Kurogane meets his gaze. “We’re asking you to make sure the next fight isn’t affected the same way.”
“There’s no confidence left in that decision,” Alvarez adds. “If something even remotely similar happens again, you won’t just have a bad call. You’ll have a collapse in trust. That affects all of us.”
The room quiets for a moment after that, not because the argument is unclear, but because it lands exactly where it needs to.
The commission does not usually take instructions from camps or promoters, but they do weigh risk. And at this moment, the risk is obvious.
The main event is delayed, the crowd is unsettled, and the official responsible for the controversy is still assigned to the next bout.
“Bring him in,” one of the WBO Asia Pacific representatives says.
Moments later, Zhou enters the room, escorted in by a staffer. And the moment he sees who is inside, he understands the situation. There is a flicker of irritation in his expression, quickly masked as he straightens.
“What’s this?” Zhou says, a faint scoff in his tone. “You’re questioning my decision too? I already made the call out there.”
“Don’t frame it like that,” the WBO advisor cuts in, voice calm but edged. “Just tell us why you stopped it.”
Zhou exhales through his nose, irritation creeping in. “The cut was getting worse. I stepped in before it turned into something serious.”
One of the OPBF officials tilts his head slightly. “Before it turned into something serious?”
Zhou nods once, as if that settles it. “Yes.”
A brief silence follows, but it isn’t agreement. It’s the kind that makes the answer feel thinner the longer it hangs.
Then the WBO advisor speaks again, slower this time.
“And you’re standing by that?”
Zhou’s jaw tightens. “I made a judgment call.”
The advisor gives a small nod, almost like he expected that. “A terrible one.”
That lands without raising the volume, but it hits harder than anything louder could. Zhou’s brow twitches, a brief crack in his composure, his anxiety surfacing before he can contain it.
“The whole arena knows it,” the advisor continues, gesturing faintly toward the outside. “You can still hear them. They’re not reacting to a close call. They’re reacting to something that made no sense.”
“And it’s not just the crowd,” another WBO representative adds. “Even Della Cruz knew it. You saw his reaction.”
The room goes quiet again, but now the weight has shifted. This isn’t about justification anymore. It’s about credibility.
Zhou presses his lips together, but there’s nothing clean left for him to say. And with both camps standing there, silent but aligned, the pressure doesn’t need to be repeated.
The advisor exhales once, then finishes it. “We’re not carrying that into the main event.”
The officials exchange a brief look, and the decision settles without resistance.
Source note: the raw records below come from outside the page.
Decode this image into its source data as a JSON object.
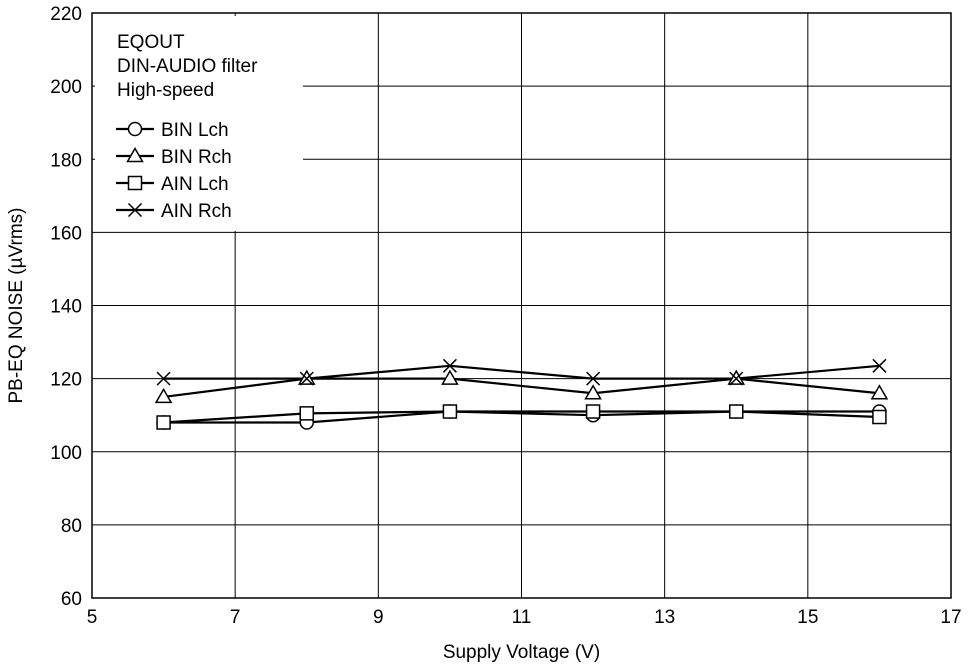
{
  "chart_data": {
    "type": "line",
    "title": "",
    "xlabel": "Supply Voltage  (V)",
    "ylabel": "PB-EQ NOISE  (µVrms)",
    "xlim": [
      5,
      17
    ],
    "ylim": [
      60,
      220
    ],
    "xticks": [
      "5",
      "7",
      "9",
      "11",
      "13",
      "15",
      "17"
    ],
    "yticks": [
      "60",
      "80",
      "100",
      "120",
      "140",
      "160",
      "180",
      "200",
      "220"
    ],
    "grid": true,
    "legend_position": "top-left",
    "legend_header": [
      "EQOUT",
      "DIN-AUDIO filter",
      "High-speed"
    ],
    "x": [
      6,
      8,
      10,
      12,
      14,
      16
    ],
    "series": [
      {
        "name": "BIN Lch",
        "marker": "circle",
        "values": [
          108,
          108,
          111,
          110,
          111,
          111
        ]
      },
      {
        "name": "BIN Rch",
        "marker": "triangle",
        "values": [
          115,
          120,
          120,
          116,
          120,
          116
        ]
      },
      {
        "name": "AIN Lch",
        "marker": "square",
        "values": [
          108,
          110.5,
          111,
          111,
          111,
          109.5
        ]
      },
      {
        "name": "AIN Rch",
        "marker": "cross",
        "values": [
          120,
          120,
          123.5,
          120,
          120,
          123.5
        ]
      }
    ],
    "colors": {
      "line": "#000000",
      "marker_fill": "#ffffff",
      "grid": "#000000"
    }
  }
}
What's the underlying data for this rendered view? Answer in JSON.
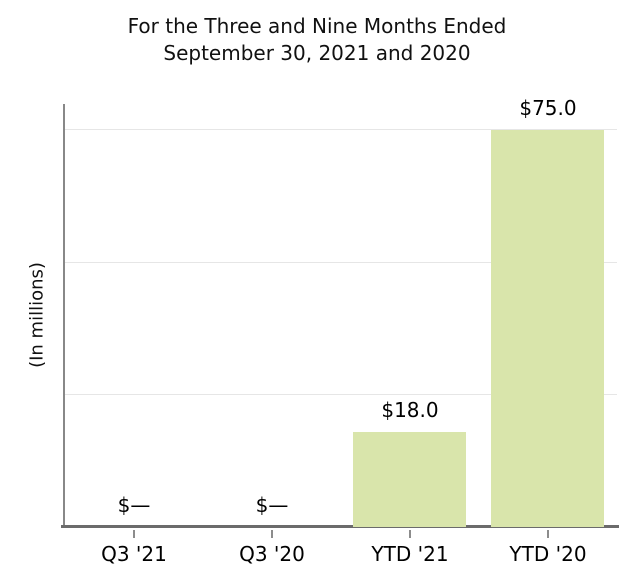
{
  "title": {
    "line1": "For the Three and Nine Months Ended",
    "line2": "September 30, 2021 and 2020"
  },
  "y_axis_label": "(In millions)",
  "colors": {
    "bar_fill": "#d9e5ab",
    "gridline": "#e6e6e6",
    "left_axis": "#888888",
    "bottom_axis": "#6b6b6b",
    "text": "#000000"
  },
  "chart_data": {
    "type": "bar",
    "title": "For the Three and Nine Months Ended September 30, 2021 and 2020",
    "categories": [
      "Q3 '21",
      "Q3 '20",
      "YTD '21",
      "YTD '20"
    ],
    "values": [
      0,
      0,
      18.0,
      75.0
    ],
    "value_labels": [
      "$—",
      "$—",
      "$18.0",
      "$75.0"
    ],
    "xlabel": "",
    "ylabel": "(In millions)",
    "ylim": [
      0,
      80
    ],
    "gridlines": [
      25,
      50,
      75
    ],
    "grid": true,
    "legend": false,
    "y_tick_labels_visible": false,
    "bar_color": "#d9e5ab"
  }
}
“You’re relieved from duty for the remainder of the event. Another physician will take over ringside responsibilities.”
There is no room in the tone for negotiation, and more importantly, no one in the room challenges it.
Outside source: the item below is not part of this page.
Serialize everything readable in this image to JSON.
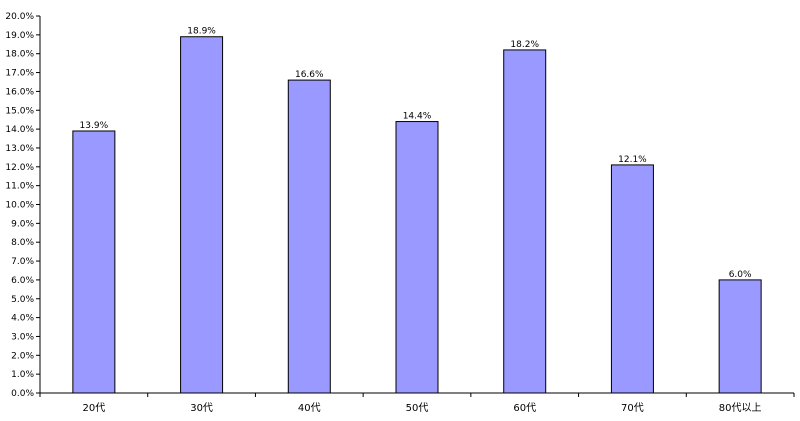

“And another thing before you leave,” the advisor adds. “You will report to the ethics committee tomorrow morning. We’ll be reviewing this decision in full.”
Zhou’s jaw sets, the composure still there but thinner now, stretched at the edges. He gives a small nod, more out of necessity than agreement.
“…Understood.”
“Leave the floor,” the advisor says.
Zhou doesn’t look at anyone as he turns. He walks out with measured steps, holding himself together just enough to keep the room from seeing more than he allows.
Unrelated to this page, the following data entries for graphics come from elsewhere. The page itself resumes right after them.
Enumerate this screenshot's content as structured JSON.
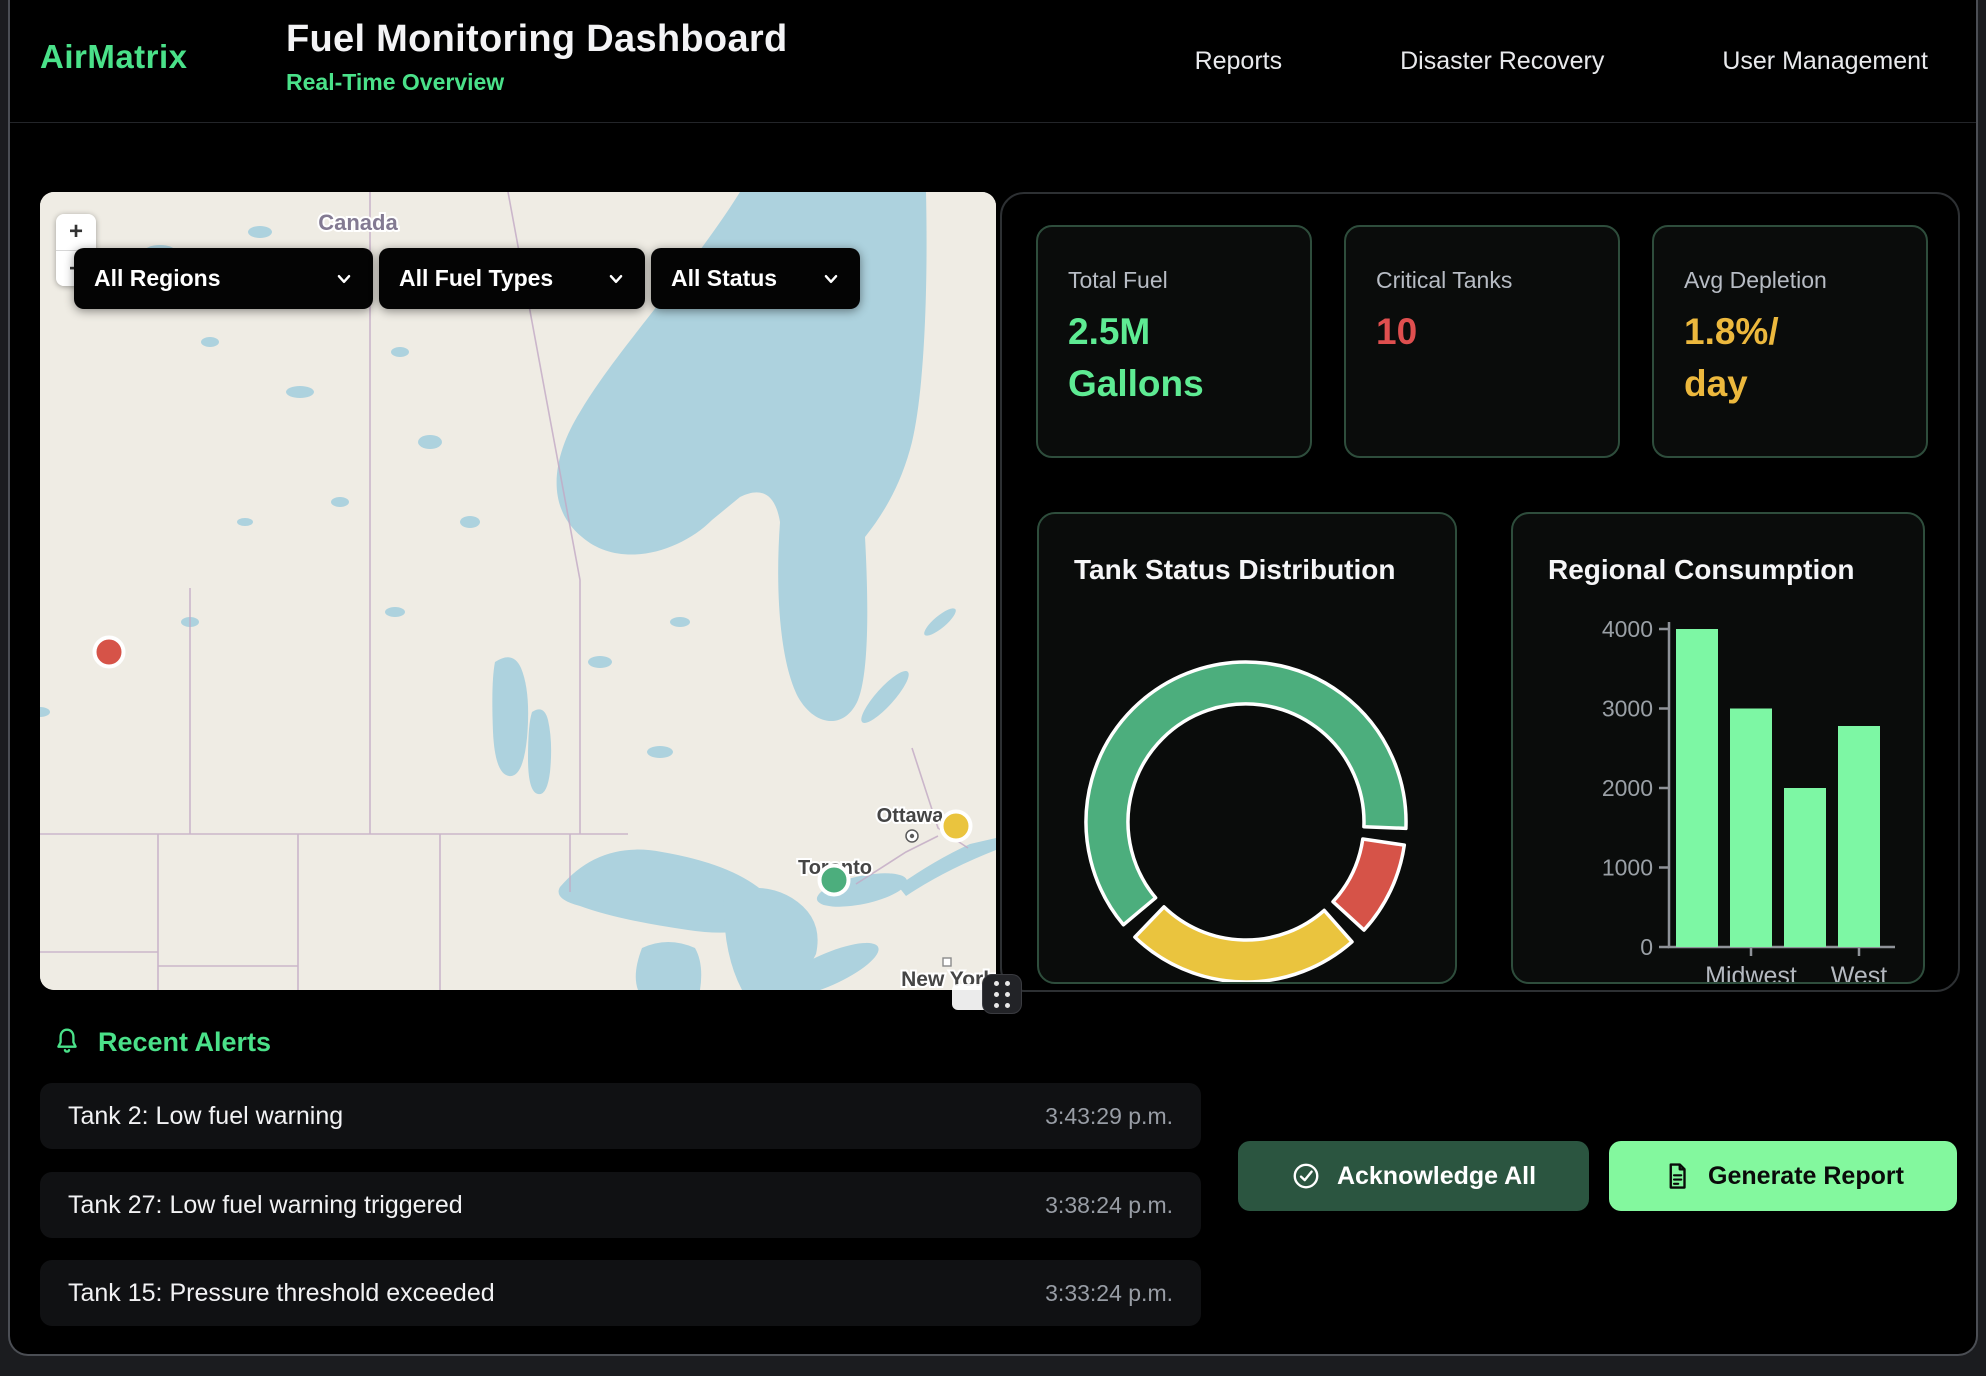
{
  "header": {
    "logo": "AirMatrix",
    "title": "Fuel Monitoring Dashboard",
    "subtitle": "Real-Time Overview",
    "nav": [
      {
        "label": "Reports"
      },
      {
        "label": "Disaster Recovery"
      },
      {
        "label": "User Management"
      }
    ]
  },
  "map": {
    "zoom_in": "+",
    "zoom_out": "−",
    "filters": [
      {
        "label": "All Regions"
      },
      {
        "label": "All Fuel Types"
      },
      {
        "label": "All Status"
      }
    ],
    "country_label": "Canada",
    "city_labels": [
      "Ottawa",
      "Toronto",
      "New York"
    ],
    "markers": [
      {
        "status": "critical",
        "color": "#d65348"
      },
      {
        "status": "warning",
        "color": "#eac43e"
      },
      {
        "status": "normal",
        "color": "#4cae7d"
      }
    ],
    "land_color": "#efece4",
    "water_color": "#add2de"
  },
  "stats": [
    {
      "label": "Total Fuel",
      "value_line1": "2.5M",
      "value_line2": "Gallons",
      "color": "#5eeb93"
    },
    {
      "label": "Critical Tanks",
      "value_line1": "10",
      "value_line2": "",
      "color": "#df4f4f"
    },
    {
      "label": "Avg Depletion",
      "value_line1": "1.8%/",
      "value_line2": "day",
      "color": "#ecb83d"
    }
  ],
  "chart_data": [
    {
      "type": "pie",
      "title": "Tank Status Distribution",
      "donut": true,
      "start_angle": 230,
      "legend": "none",
      "segments": [
        {
          "name": "normal",
          "value": 65,
          "color": "#4cae7d"
        },
        {
          "name": "critical",
          "value": 10,
          "color": "#d65348"
        },
        {
          "name": "warning",
          "value": 25,
          "color": "#eac43e"
        }
      ]
    },
    {
      "type": "bar",
      "title": "Regional Consumption",
      "categories": [
        "",
        "Midwest",
        "",
        "West"
      ],
      "values": [
        4000,
        3000,
        2000,
        2780
      ],
      "ylim": [
        0,
        4000
      ],
      "yticks": [
        0,
        1000,
        2000,
        3000,
        4000
      ],
      "grid": false,
      "legend": "none",
      "bar_color": "#7df7a4",
      "axis_color": "#8e9298"
    }
  ],
  "alerts": {
    "heading": "Recent Alerts",
    "items": [
      {
        "message": "Tank 2: Low fuel warning",
        "time": "3:43:29 p.m."
      },
      {
        "message": "Tank 27: Low fuel warning triggered",
        "time": "3:38:24 p.m."
      },
      {
        "message": "Tank 15: Pressure threshold exceeded",
        "time": "3:33:24 p.m."
      }
    ]
  },
  "actions": {
    "acknowledge": "Acknowledge All",
    "generate": "Generate Report"
  },
  "colors": {
    "accent_green": "#4ae189",
    "bright_button_green": "#83f89e",
    "dark_button_green": "#2b5540",
    "card_border_green": "#2e4d3c"
  }
}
But the moment he steps into the hallway, that control begins to slip. His eyes start moving on their own, flicking from one end of the corridor to the other, then toward the exits, then back again, quick and restless, like he’s already searching for a way out.
His thoughts race ahead of him, circling the same question again and again; whether he should stay and face what’s coming, or disappear before anyone gets the chance to stop him.